The 2018 Amendment of the Company Act takes the opposite view. The amended Section 4, Article 9 now reads, “If the person-in-charge, an agent or an employee has been adjudicated, by a final judgment, to have committed a crime in the Offenses of Forging Instruments or Seals Chapter (emphasis added) in the Criminal Code in filing an application for registration of its company incorporation or other company alterations, the central competent authority shall, at its discretion or by application of an interested party, to cancel or to nullify such registration of the said company.”

  1. Interested parties can also seek cancellation of the company registry, and the MOEA can also rectify at its own initiative

Prior to the Amendment, the law provided that the prosecutors’ office shall notify the central competent authority to cancel or to nullify the company registration following a final judgment of forgery. Although jurisprudence and academic writing are in the opinion that the MOEA is not bound by the prosecutors’ office’s notice, but in practice, the MOEA has no incentive to make its own determination.
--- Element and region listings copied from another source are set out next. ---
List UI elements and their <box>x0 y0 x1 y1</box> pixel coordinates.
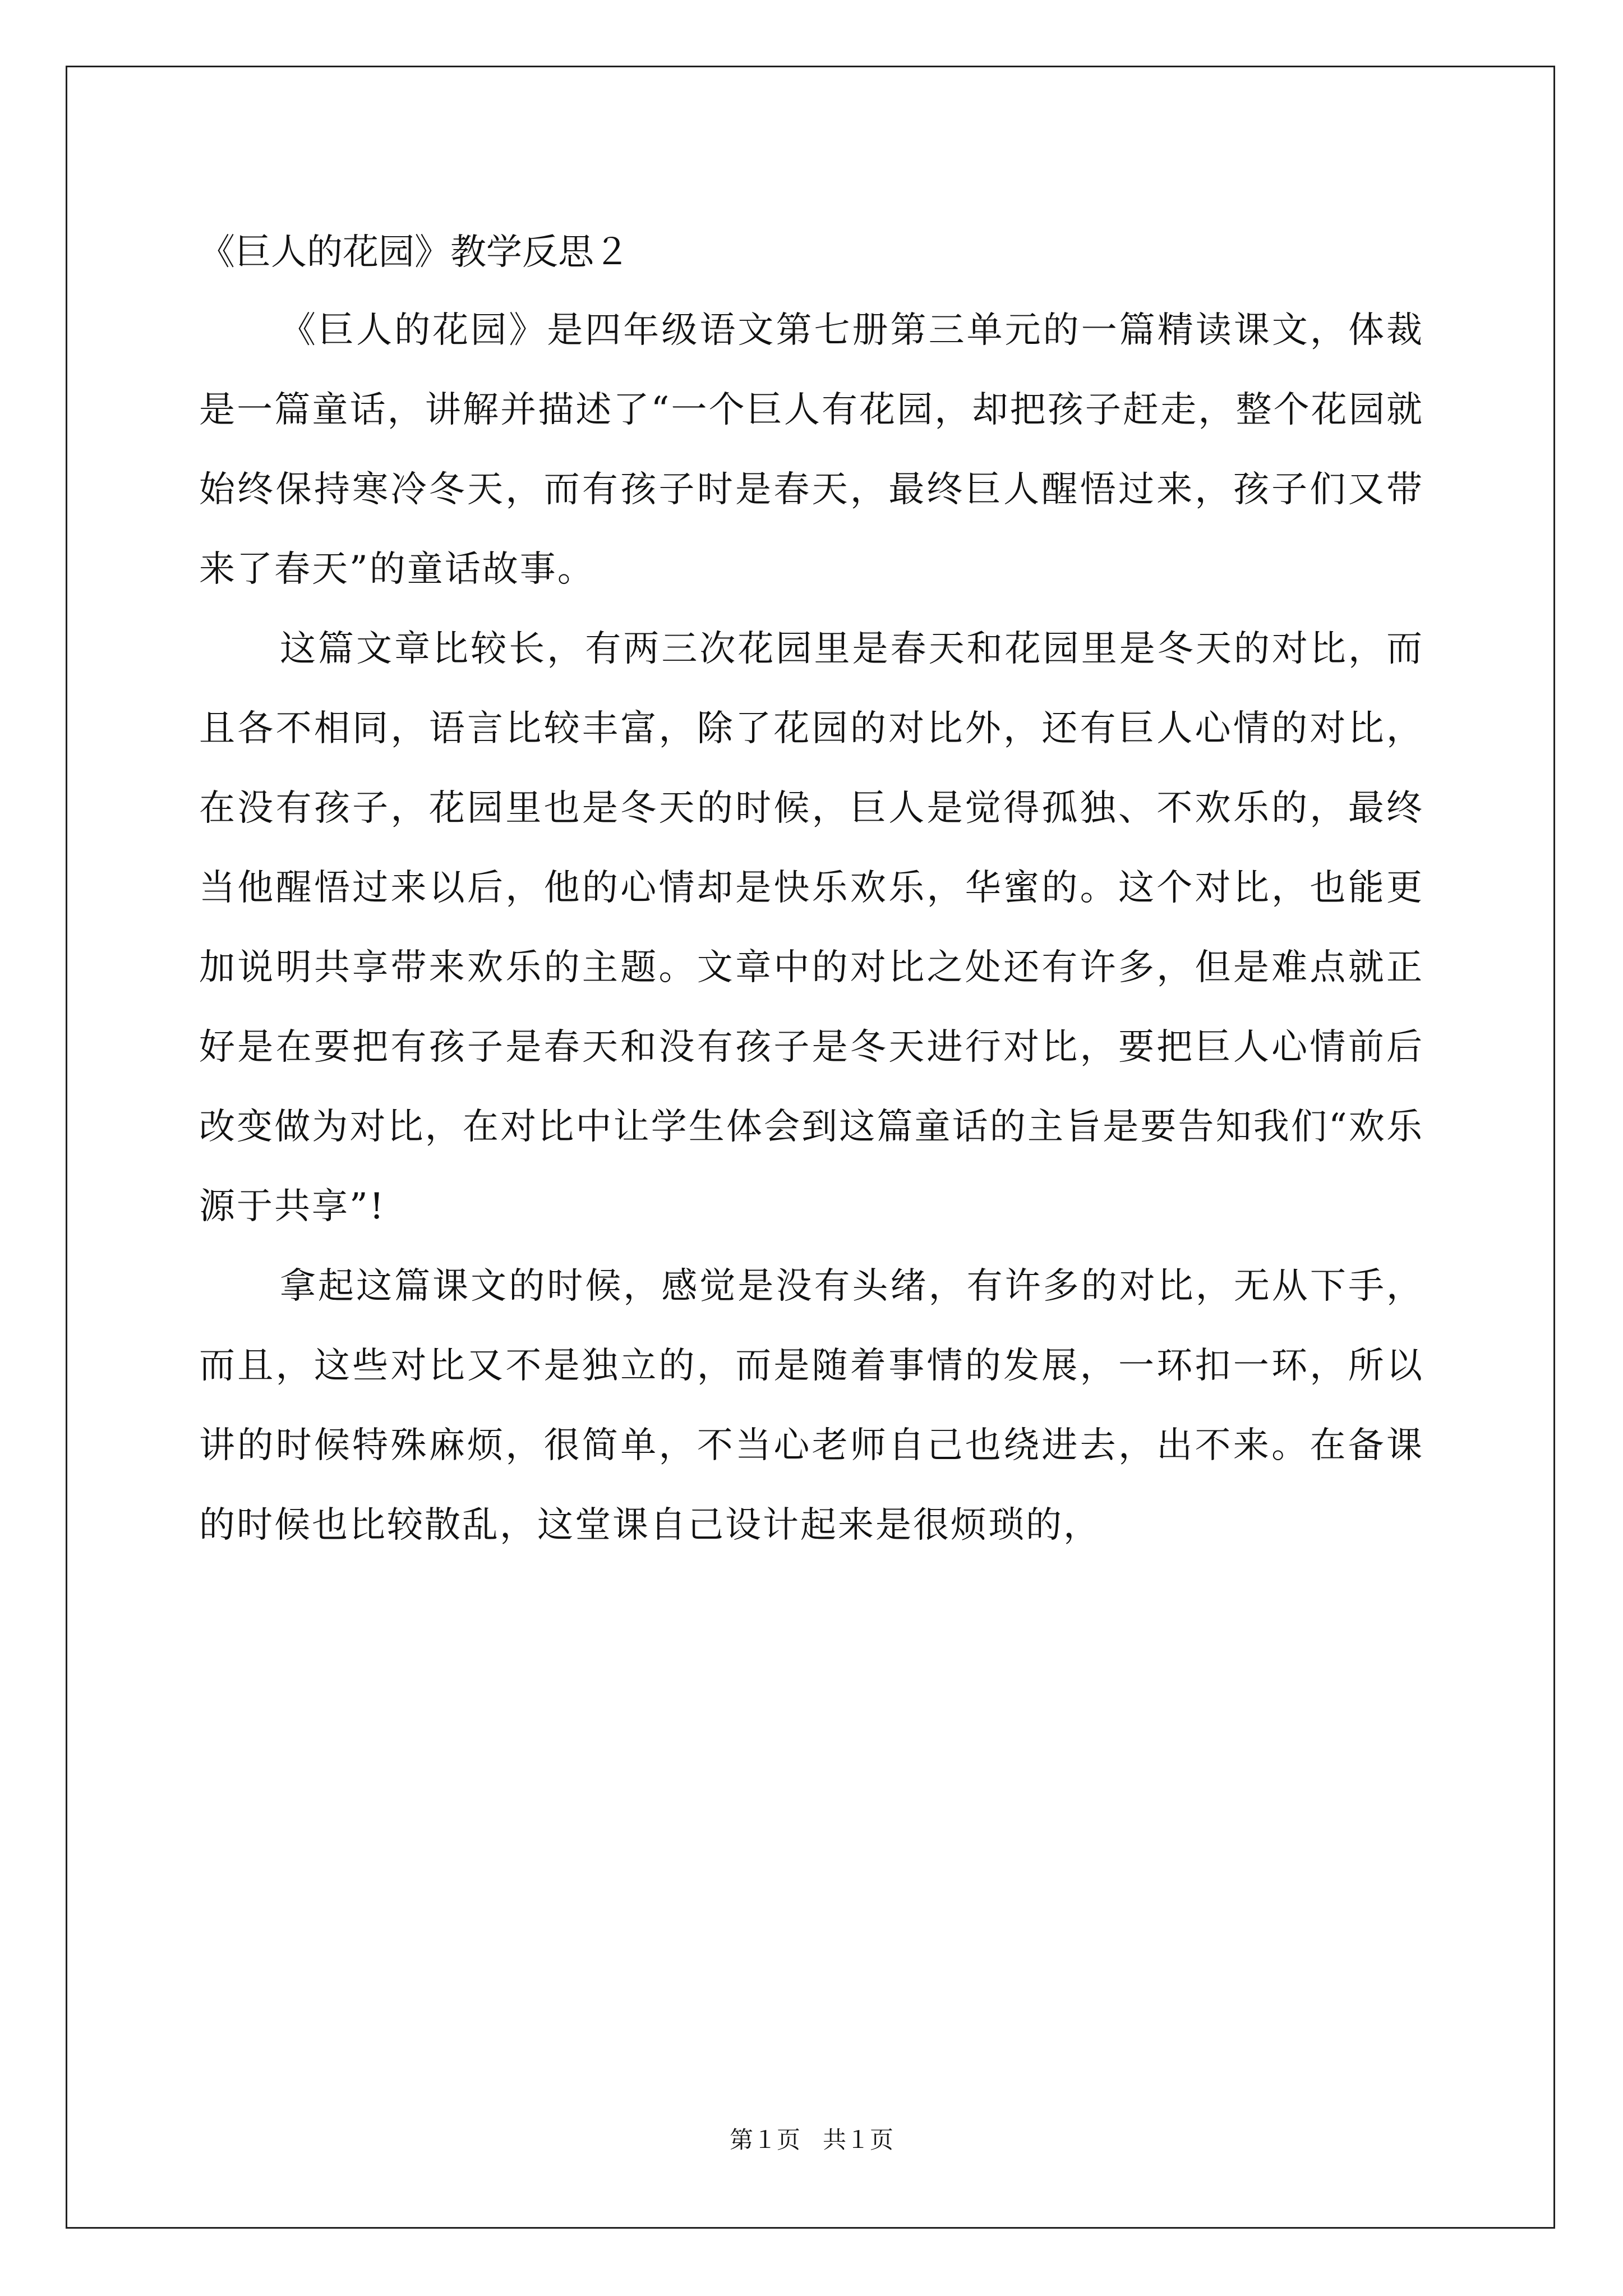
document-body <box>199 291 1424 1565</box>
page-footer: 第１页 共１页 <box>729 2126 894 2154</box>
paragraph-2: 这篇文章比较长，有两三次花园里是春天和花园里是冬天的对比，而且各不相同，语言比较丰富，除了花园的对比外，还有巨人心情的对比，在没有孩子，花园里也是冬天的时候，巨人是觉得孤独、不欢乐的，最终当他醒悟过来以后，他的心情却是快乐欢乐，华蜜的。这个对比，也能更加说明共享带来欢乐的主题。文章中的对比之处还有许多，但是难点就正好是在要把有孩子是春天和没有孩子是冬天进行对比，要把巨人心情前后改变做为对比，在对比中让学生体会到这篇童话的主旨是要告知我们“欢乐源于共享”! <box>199 628 1424 1227</box>
document-title: 《巨人的花园》教学反思２ <box>199 232 630 273</box>
paragraph-3: 拿起这篇课文的时候，感觉是没有头绪，有许多的对比，无从下手，而且，这些对比又不是独立的，而是随着事情的发展，一环扣一环，所以讲的时候特殊麻烦，很简单，不当心老师自己也绕进去，出不来。在备课的时候也比较散乱，这堂课自己设计起来是很烦琐的， <box>199 1266 1424 1546</box>
paragraph-1: 《巨人的花园》是四年级语文第七册第三单元的一篇精读课文，体裁是一篇童话，讲解并描述了“一个巨人有花园，却把孩子赶走，整个花园就始终保持寒冷冬天，而有孩子时是春天，最终巨人醒悟过来，孩子们又带来了春天”的童话故事。 <box>199 310 1424 590</box>
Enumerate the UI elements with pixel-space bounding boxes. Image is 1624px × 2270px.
The Amendment obligates MOEA to make its own determination following a final judgement of any crime in the Offenses of Forging Instruments or Seals Chapter committed in filing a company registration application. The Amendment also open the door to interested parties to apply to the MOEA for cancellation in the same scenario. The door to challenge the company registry is now much wider.

  1. Interested parties also have legal standing to challenge a MOEA decision to not cancel company registry

In the case of the SOGO Department Stores, when FEG challenged the MOEA’s cancellation decision, the challenge was first denied for lack of legally recognizable interest and lack of standing.

By contrast, standing for interested parties is no longer an issue after the Amendment. Since the interested parties can also apply to the MOEA for cancellation, their application would either be accepted or rejected by the MOEA in the form of a decision in which that party is the addressee, and the party would have legal standing to challenge that decision.

[1] Huang Jui-hung and Frances Huang, Taiwan completes largest revamp on Company Act in 17 years,  Focus Taiwan, http://focustaiwan.tw/news/aeco/201807070005.aspx.
[2] See Jiang Yuan-Ching, The Judiciary Pacific, Reportage Publication (2014).